Não ajuda também a persistência de problemas que surgiram
ainda na epidemia, como nível de preços alto ou aumento do crédito bancário em
relação à renda. Mas parece haver mais. Para citar um exemplo anedótico do que
são as mentalidades deste mundo, um
detergente é motivo de identificação e combate políticos. Não quer dizer
que salário, preço e lucro não sejam assunto. Quer dizer que o modo de se
enxergar tais coisas está em convulsão.
O prestígio de Donald Trump está
no pior nível desde o início do governo, segundo a média das pesquisas
calculadas pelo Silver Bulletin: 58,1% dos americanos desaprovam o governo. Na
posse, em janeiro de 2024, eram 40%. No que diz respeito a inflação, a
desaprovação é de 67,4%.
Preços parecem ter sido um motivo da derrota do Partido
Democrata para Trump em 2024. Ainda em meados de 2023 os salários perdiam da
inflação. A amargura durou até a eleição. Em 2024, a confiança na economia não
era tão baixa desde 1961, com exceção de 2022, ano ainda desgraçado pela Covid
(trata-se aqui do índice anual de confiança do consumidor da Universidade de
Michigan). Esses números, porém, ainda não explicavam grande coisa.
Para 39% dos americanos, a vida estava então melhor do que
em 2020, segundo pesquisa Gallup feita mês e meio antes daquela eleição. Entre
os democratas, a vida estava melhor para 72%. Entre os republicanos, para 7%.

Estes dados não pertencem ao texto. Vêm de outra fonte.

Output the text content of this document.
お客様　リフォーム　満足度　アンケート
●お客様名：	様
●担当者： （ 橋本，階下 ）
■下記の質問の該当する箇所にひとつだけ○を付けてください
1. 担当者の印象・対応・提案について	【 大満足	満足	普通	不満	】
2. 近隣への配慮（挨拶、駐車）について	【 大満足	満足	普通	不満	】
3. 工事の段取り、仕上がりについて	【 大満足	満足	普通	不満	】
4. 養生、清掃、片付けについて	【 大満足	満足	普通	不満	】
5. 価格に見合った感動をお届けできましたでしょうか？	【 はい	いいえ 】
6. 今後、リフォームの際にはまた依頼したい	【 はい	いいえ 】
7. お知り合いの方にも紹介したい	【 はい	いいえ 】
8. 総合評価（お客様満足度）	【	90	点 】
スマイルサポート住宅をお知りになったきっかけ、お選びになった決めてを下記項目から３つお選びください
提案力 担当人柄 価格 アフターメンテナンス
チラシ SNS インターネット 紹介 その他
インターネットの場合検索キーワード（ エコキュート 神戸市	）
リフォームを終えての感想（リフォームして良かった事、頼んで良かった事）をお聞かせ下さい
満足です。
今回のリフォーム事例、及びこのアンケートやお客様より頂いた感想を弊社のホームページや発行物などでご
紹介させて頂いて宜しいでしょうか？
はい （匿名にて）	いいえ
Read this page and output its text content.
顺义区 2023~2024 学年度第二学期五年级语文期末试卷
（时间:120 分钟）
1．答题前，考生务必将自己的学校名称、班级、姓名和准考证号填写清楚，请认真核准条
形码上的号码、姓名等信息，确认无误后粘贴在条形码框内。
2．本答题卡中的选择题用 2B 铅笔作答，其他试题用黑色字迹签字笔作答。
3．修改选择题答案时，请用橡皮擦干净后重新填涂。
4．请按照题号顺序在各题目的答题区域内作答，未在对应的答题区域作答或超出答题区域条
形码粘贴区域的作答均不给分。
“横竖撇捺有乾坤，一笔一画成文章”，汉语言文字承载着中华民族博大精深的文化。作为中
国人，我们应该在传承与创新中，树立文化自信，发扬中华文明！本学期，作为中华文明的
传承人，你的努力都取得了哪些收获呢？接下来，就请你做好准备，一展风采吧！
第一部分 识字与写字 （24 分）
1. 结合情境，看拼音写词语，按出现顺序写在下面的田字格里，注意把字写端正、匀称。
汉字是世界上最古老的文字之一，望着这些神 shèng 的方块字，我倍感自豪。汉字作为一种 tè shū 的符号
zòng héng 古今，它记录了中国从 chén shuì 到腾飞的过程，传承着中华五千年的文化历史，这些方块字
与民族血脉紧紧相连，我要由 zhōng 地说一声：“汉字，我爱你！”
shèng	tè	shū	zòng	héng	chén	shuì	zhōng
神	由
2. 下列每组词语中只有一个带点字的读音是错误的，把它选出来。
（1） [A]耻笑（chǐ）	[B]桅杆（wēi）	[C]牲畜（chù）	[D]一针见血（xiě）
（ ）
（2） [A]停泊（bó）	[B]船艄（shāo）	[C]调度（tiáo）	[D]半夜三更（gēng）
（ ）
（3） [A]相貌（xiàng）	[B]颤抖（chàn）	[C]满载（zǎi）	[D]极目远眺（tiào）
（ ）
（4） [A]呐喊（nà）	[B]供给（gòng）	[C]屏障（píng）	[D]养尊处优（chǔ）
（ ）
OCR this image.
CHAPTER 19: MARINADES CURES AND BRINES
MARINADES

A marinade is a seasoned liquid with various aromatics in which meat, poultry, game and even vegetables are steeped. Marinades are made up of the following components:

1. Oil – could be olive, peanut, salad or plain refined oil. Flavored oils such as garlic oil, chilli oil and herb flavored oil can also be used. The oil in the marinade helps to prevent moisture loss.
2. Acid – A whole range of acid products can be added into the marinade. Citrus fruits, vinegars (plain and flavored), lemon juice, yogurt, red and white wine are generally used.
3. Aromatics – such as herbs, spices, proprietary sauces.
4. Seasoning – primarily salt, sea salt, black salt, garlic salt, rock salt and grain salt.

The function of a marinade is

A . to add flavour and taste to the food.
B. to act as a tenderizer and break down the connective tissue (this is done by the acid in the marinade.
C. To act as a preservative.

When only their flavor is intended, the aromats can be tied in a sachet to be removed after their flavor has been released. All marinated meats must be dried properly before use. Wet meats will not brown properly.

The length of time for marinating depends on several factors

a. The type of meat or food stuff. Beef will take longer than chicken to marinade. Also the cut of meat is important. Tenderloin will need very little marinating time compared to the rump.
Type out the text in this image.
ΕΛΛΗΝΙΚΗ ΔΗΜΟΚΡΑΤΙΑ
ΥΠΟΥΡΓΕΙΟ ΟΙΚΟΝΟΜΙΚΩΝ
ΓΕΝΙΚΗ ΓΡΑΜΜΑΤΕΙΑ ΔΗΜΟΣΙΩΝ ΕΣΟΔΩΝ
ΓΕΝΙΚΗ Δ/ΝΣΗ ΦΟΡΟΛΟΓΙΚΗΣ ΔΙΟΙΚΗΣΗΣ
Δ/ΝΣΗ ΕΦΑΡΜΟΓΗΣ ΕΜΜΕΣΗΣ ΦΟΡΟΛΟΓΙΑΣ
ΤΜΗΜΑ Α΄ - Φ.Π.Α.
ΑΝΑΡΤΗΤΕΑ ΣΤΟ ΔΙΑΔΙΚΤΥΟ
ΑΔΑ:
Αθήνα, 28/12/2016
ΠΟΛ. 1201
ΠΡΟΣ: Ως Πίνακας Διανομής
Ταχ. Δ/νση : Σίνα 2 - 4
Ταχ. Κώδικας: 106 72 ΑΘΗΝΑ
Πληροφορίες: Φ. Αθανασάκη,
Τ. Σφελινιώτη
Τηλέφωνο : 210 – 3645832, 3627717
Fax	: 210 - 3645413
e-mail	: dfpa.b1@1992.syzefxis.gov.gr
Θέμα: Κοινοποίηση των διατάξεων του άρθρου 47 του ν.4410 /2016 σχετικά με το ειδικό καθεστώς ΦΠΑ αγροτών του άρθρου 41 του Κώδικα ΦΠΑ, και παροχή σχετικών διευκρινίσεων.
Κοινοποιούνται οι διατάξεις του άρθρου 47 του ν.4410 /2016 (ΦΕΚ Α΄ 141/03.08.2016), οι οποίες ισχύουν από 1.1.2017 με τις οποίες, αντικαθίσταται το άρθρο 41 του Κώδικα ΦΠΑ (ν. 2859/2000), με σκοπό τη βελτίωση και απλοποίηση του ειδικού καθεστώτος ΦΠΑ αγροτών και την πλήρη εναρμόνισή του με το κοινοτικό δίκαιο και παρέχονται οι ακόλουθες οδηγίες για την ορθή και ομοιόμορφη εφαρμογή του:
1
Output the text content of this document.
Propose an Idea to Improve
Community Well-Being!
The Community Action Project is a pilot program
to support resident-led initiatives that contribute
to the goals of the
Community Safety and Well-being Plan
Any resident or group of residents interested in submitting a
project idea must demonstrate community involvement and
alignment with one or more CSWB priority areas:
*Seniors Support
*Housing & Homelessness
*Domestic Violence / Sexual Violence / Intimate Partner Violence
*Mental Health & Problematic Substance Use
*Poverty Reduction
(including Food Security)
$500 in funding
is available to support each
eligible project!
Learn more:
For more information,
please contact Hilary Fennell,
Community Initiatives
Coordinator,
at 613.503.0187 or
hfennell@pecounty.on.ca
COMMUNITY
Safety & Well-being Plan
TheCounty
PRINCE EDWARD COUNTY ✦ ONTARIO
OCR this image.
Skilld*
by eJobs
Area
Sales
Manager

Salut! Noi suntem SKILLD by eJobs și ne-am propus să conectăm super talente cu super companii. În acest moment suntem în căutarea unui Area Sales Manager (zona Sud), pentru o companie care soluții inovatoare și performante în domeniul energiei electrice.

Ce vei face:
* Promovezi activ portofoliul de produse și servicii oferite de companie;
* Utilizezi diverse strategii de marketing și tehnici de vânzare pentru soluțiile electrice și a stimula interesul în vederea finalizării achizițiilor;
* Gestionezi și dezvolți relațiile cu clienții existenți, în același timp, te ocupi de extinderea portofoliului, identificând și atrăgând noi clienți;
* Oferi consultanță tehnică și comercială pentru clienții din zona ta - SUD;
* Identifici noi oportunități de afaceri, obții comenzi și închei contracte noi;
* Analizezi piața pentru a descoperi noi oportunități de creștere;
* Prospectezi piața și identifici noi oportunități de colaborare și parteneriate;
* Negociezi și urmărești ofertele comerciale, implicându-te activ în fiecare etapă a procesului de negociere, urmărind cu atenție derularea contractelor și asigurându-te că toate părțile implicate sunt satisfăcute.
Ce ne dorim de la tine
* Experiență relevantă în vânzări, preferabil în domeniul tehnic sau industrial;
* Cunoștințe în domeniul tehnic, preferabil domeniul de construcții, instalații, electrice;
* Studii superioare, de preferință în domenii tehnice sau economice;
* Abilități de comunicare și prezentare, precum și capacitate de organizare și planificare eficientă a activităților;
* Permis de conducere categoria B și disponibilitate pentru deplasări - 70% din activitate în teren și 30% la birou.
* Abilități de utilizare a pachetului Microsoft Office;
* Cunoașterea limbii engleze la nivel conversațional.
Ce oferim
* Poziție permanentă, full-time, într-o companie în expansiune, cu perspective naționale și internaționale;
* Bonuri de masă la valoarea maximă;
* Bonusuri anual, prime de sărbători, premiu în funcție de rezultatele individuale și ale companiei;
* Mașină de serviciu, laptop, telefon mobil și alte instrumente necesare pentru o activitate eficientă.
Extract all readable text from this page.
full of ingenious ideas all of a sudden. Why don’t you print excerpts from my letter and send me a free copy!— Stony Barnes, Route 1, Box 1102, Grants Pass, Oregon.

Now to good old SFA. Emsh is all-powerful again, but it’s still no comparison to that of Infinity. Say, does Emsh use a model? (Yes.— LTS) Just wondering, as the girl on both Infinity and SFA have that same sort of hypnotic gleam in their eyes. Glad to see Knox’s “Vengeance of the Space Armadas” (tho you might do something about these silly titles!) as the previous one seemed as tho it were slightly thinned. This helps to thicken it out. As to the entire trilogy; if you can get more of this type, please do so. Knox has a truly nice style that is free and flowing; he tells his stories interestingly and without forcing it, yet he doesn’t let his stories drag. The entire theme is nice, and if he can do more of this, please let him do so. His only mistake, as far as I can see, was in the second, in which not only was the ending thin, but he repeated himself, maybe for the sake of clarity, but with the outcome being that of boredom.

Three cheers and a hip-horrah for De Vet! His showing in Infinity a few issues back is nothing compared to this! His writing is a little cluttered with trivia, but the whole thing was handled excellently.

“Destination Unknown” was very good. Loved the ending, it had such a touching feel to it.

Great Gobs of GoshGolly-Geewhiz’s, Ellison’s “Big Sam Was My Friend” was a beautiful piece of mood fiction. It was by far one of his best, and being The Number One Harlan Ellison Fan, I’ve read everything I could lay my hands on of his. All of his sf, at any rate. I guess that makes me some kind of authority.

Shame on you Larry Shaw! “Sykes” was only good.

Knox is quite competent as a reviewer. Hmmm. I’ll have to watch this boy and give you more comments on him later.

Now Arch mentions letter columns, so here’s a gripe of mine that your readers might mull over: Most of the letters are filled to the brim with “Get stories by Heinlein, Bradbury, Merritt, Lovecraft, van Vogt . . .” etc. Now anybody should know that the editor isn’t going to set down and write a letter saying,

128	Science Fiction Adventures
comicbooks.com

Entre os minoritários independentes, para 35%.
No Brasil também é assim. A adesão a Lula ou a Bolsonaro em
parte define a opinião sobre a situação econômica, e não o contrário, para
ficar em apenas uma complicação.
Parecia que os americanos de 2024 viviam em situações
socioeconômicas muito diferentes —era verdade apenas em parte. Em parte, viviam
em universos diferentes, com prioridades programáticas divergentes. Como no
Brasil.
As ideias podem ser diferentes também sobre o que se chama
de "costumes", segurança, benefícios sociais etc. em combinações que
não se alinham por "esquerda" ou "direita". Mais do que
isso, é possível que os eleitores prefiram "detergentes" diferentes,
por assim dizer. A politização digital de ninharias da vida cotidiana, como no
caso da adesão sectária ao "partido do detergente", indica que a
formação de preferências pode ser delirante.
Isto posto, sim, inflação faz diferença. Ou melhor, como se
escreve nestas colunas faz um par de anos, um nível de preços alto desde a
epidemia, em
particular de alimentos, não foi compensado por alta suficiente de
salários. Nesta situação, inflação adicional irrita ainda mais —e vem um tanto
mais de carestia até o final do ano, com subsídio para combustível, com tudo.